On cite une foule d’anecdotes sur ce temps, la plus drôle est celle de l’abbé qui vint vendre, au lieu d’actions, des billets d’enterrement sans que les acheteurs, dans leur hâte d’empocher, s’aperçussent de la plaisanterie. Les cours montaient ou descendaient avec une rapidité inouïe et les fortunes faisaient de même; des grands seigneurs se trouvaient ruinés à plate couture en une séance, de braves marchands de province devenaient soixante fois millionnaires dans le même temps, des commissionnaires, des laquais se transformaient soudain en énormes capitalistes. La veuve de Racine y perdit tout son modeste avoir. Un banquier qui se ruina en même temps que son valet s’enrichissait, céda à celui-ci son hôtel, ses chevaux et son carrosse.

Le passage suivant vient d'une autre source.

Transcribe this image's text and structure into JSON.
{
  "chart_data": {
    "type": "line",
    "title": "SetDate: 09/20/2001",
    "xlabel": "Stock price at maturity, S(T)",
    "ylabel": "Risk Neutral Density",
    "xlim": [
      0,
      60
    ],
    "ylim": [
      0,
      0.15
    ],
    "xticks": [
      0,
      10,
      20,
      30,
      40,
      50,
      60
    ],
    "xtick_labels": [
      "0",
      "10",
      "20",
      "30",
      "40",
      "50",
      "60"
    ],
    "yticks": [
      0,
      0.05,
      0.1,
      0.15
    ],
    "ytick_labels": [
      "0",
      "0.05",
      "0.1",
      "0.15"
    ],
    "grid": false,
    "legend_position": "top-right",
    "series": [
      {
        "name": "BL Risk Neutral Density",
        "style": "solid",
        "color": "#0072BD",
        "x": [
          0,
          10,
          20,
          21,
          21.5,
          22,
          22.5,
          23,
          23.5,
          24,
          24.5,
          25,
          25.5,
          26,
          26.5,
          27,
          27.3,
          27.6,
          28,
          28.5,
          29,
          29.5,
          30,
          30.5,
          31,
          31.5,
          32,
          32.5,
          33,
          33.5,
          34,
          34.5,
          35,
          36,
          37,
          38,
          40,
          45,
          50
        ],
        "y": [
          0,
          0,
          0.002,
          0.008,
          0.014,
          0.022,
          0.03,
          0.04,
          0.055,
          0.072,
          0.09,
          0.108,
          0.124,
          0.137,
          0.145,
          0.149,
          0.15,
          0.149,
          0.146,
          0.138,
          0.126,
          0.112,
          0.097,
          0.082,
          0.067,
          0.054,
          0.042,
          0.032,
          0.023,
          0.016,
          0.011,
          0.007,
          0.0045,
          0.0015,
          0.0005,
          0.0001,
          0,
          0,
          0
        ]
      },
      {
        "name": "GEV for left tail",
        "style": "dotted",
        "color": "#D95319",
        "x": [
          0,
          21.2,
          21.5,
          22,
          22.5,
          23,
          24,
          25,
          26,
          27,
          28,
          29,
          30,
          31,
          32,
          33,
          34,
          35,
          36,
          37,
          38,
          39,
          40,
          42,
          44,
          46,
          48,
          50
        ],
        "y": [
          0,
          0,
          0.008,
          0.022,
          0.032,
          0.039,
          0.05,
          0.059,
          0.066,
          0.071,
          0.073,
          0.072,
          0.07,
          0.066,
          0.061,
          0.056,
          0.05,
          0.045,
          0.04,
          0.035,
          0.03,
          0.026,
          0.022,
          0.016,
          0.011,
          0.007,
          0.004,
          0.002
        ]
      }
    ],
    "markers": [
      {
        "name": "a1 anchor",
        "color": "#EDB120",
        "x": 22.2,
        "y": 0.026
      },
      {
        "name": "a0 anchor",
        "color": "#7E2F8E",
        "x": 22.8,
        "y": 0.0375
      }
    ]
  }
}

LA MAISON DE LAW, RUE QUINCAMPOIX (DÉMOLIE)

Les mouvements de hausse étaient si rapides que des intermédiaires chargés d’acheter des actions trouvaient moyen de réaliser de considérables bénéfices dans l’intervalle entre l’achat et la livraison. Aussi quelle existence menaient ces gens étourdis par tout ce bruissement de millions remués par toutes les mains! Il se faisait mille folies, par tous les lieux de plaisir; on jouait dans les tripots de la foire Saint-Germain des billets de 10,000 livres sur une carte. Alors dans ce roulement extravagant des fortunes, le commerce et l’industrie prirent tout à coup un essor fabuleux, les têtes avaient tourné à tout le monde, les nouveaux enrichis ne savaient comment employer leurs fonds et se lançaient dans un luxe insensé. Un de ces nababs nouveaux, pour monter rapidement sa maison, acheta le fonds d’un orfèvre; avec la vaisselle plate il se trouvait une grande quantité de ciboires et de reliquaires, il prit le tout et le disposa sur ses buffets, dans un hôtel meublé somptueusement avec la même profusion inouïe.

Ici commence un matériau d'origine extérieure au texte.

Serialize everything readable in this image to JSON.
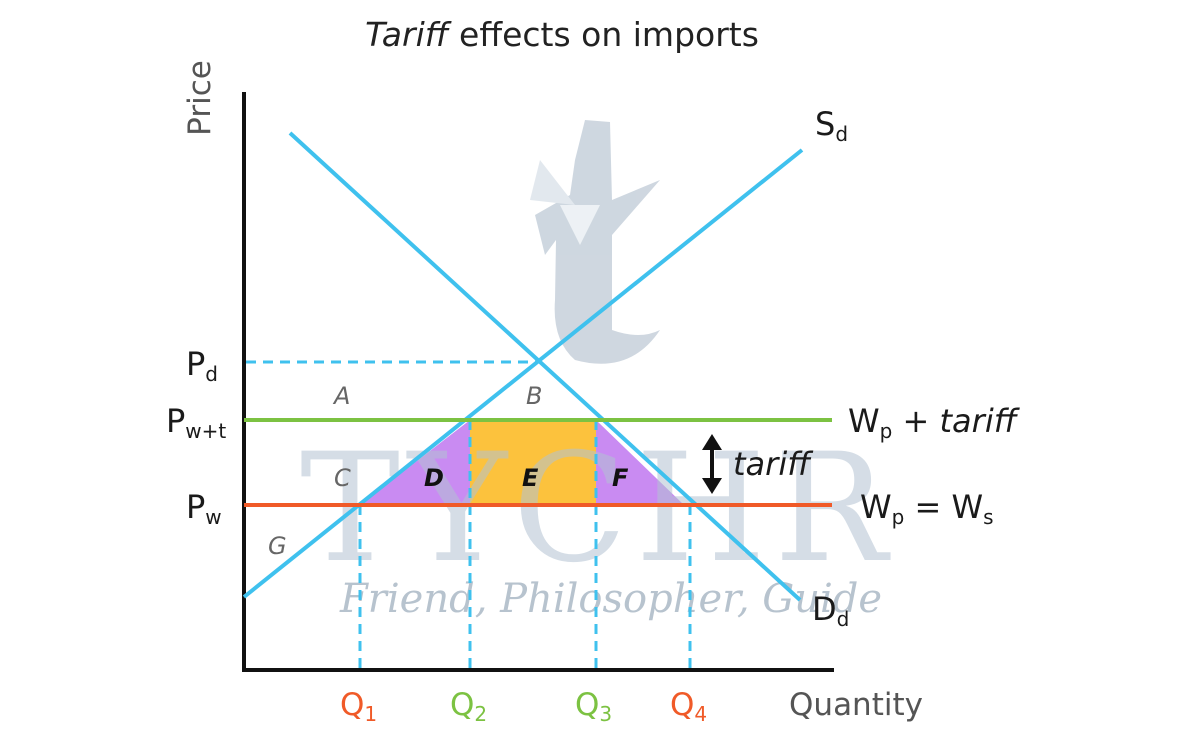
{
  "title": {
    "italic_part": "Tariff",
    "rest": " effects on imports"
  },
  "axes": {
    "y_label": "Price",
    "x_label": "Quantity"
  },
  "price_levels": {
    "pd": {
      "main": "P",
      "sub": "d"
    },
    "pwt": {
      "main": "P",
      "sub": "w+t"
    },
    "pw": {
      "main": "P",
      "sub": "w"
    }
  },
  "quantities": [
    {
      "main": "Q",
      "sub": "1",
      "color": "#f05a28"
    },
    {
      "main": "Q",
      "sub": "2",
      "color": "#7cc242"
    },
    {
      "main": "Q",
      "sub": "3",
      "color": "#7cc242"
    },
    {
      "main": "Q",
      "sub": "4",
      "color": "#f05a28"
    }
  ],
  "curves": {
    "supply": {
      "main": "S",
      "sub": "d",
      "color": "#3fc1ee"
    },
    "demand": {
      "main": "D",
      "sub": "d",
      "color": "#3fc1ee"
    },
    "tariff_line": {
      "text": "W",
      "sub": "p",
      "plus": " + ",
      "italic": "tariff",
      "color": "#7cc242"
    },
    "world_line": {
      "text": "W",
      "sub": "p",
      "eq": " = W",
      "sub2": "s",
      "color": "#f05a28"
    }
  },
  "areas": {
    "A": "A",
    "B": "B",
    "C": "C",
    "D": "D",
    "E": "E",
    "F": "F",
    "G": "G"
  },
  "area_colors": {
    "D": "#c98bf2",
    "E": "#fcc23d",
    "F": "#c98bf2"
  },
  "tariff_arrow_label": "tariff",
  "watermark": {
    "brand": "TYCHR",
    "tagline": "Friend, Philosopher, Guide"
  }
}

Mais quel réveil quand vint la débâcle, quelle chute pour ceux qui ne surent pas comprendre que ce mouvement tout factice devait forcément s’arrêter. Les beaux jours du système tiraient à leur fin. Toutes les actions, les premières, les mères, et celles des émissions suivantes, les filles et les petites-filles, avaient tellement monté qu’elles ne pouvaient plus que descendre, les gens prudents jugèrent le moment venu de sortir de l’affaire et de réaliser définitivement leurs bénéfices.

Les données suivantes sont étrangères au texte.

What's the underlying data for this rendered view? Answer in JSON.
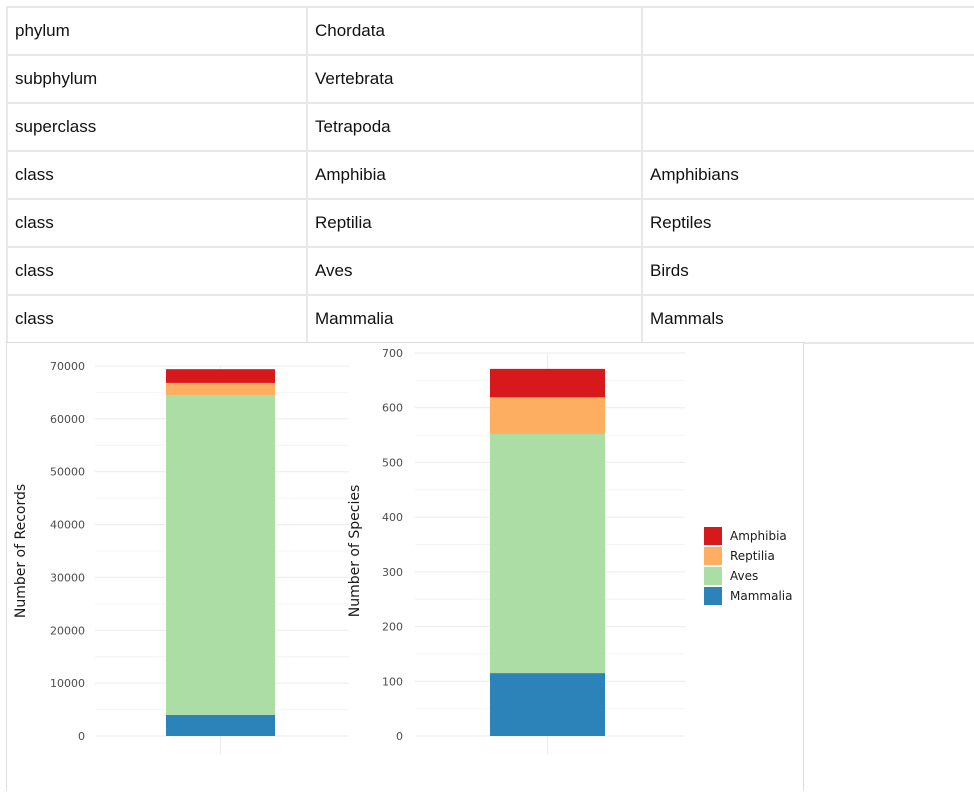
{
  "taxonomy_table": {
    "rows": [
      {
        "rank": "phylum",
        "name": "Chordata",
        "common": ""
      },
      {
        "rank": "subphylum",
        "name": "Vertebrata",
        "common": ""
      },
      {
        "rank": "superclass",
        "name": "Tetrapoda",
        "common": ""
      },
      {
        "rank": "class",
        "name": "Amphibia",
        "common": "Amphibians"
      },
      {
        "rank": "class",
        "name": "Reptilia",
        "common": "Reptiles"
      },
      {
        "rank": "class",
        "name": "Aves",
        "common": "Birds"
      },
      {
        "rank": "class",
        "name": "Mammalia",
        "common": "Mammals"
      }
    ]
  },
  "chart_data": [
    {
      "type": "bar",
      "stacked": true,
      "categories": [
        ""
      ],
      "ylabel": "Number of Records",
      "xlabel": "",
      "ylim": [
        0,
        70000
      ],
      "yticks": [
        0,
        10000,
        20000,
        30000,
        40000,
        50000,
        60000,
        70000
      ],
      "grid": true,
      "series": [
        {
          "name": "Mammalia",
          "values": [
            4000
          ],
          "color": "#2b83ba"
        },
        {
          "name": "Aves",
          "values": [
            60500
          ],
          "color": "#abdda4"
        },
        {
          "name": "Reptilia",
          "values": [
            2300
          ],
          "color": "#fdae61"
        },
        {
          "name": "Amphibia",
          "values": [
            2600
          ],
          "color": "#d7191c"
        }
      ]
    },
    {
      "type": "bar",
      "stacked": true,
      "categories": [
        ""
      ],
      "ylabel": "Number of Species",
      "xlabel": "",
      "ylim": [
        0,
        700
      ],
      "yticks": [
        0,
        100,
        200,
        300,
        400,
        500,
        600,
        700
      ],
      "grid": true,
      "legend_position": "right",
      "series": [
        {
          "name": "Mammalia",
          "values": [
            115
          ],
          "color": "#2b83ba"
        },
        {
          "name": "Aves",
          "values": [
            437
          ],
          "color": "#abdda4"
        },
        {
          "name": "Reptilia",
          "values": [
            67
          ],
          "color": "#fdae61"
        },
        {
          "name": "Amphibia",
          "values": [
            52
          ],
          "color": "#d7191c"
        }
      ]
    }
  ],
  "legend": {
    "items": [
      {
        "label": "Amphibia",
        "color": "#d7191c"
      },
      {
        "label": "Reptilia",
        "color": "#fdae61"
      },
      {
        "label": "Aves",
        "color": "#abdda4"
      },
      {
        "label": "Mammalia",
        "color": "#2b83ba"
      }
    ]
  }
}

En peu de semaines le mouvement des réalisations s’accéléra, la baisse commençait. Le prince de Conti, ennemi de Law, précipita encore le mouvement en venant à la Banque enlever ses fonds ostensiblement, avec trois chariots. Bientôt ce fut la panique, on s’étouffa de plus en plus dans la rue Quincampoix ou devant les bureaux de Law, mais ce fut pour essayer de sauver quelques bribes du désastre. Dans la rue Vivienne, envahie dès trois heures du matin, il y eut un jour seize personnes étouffées.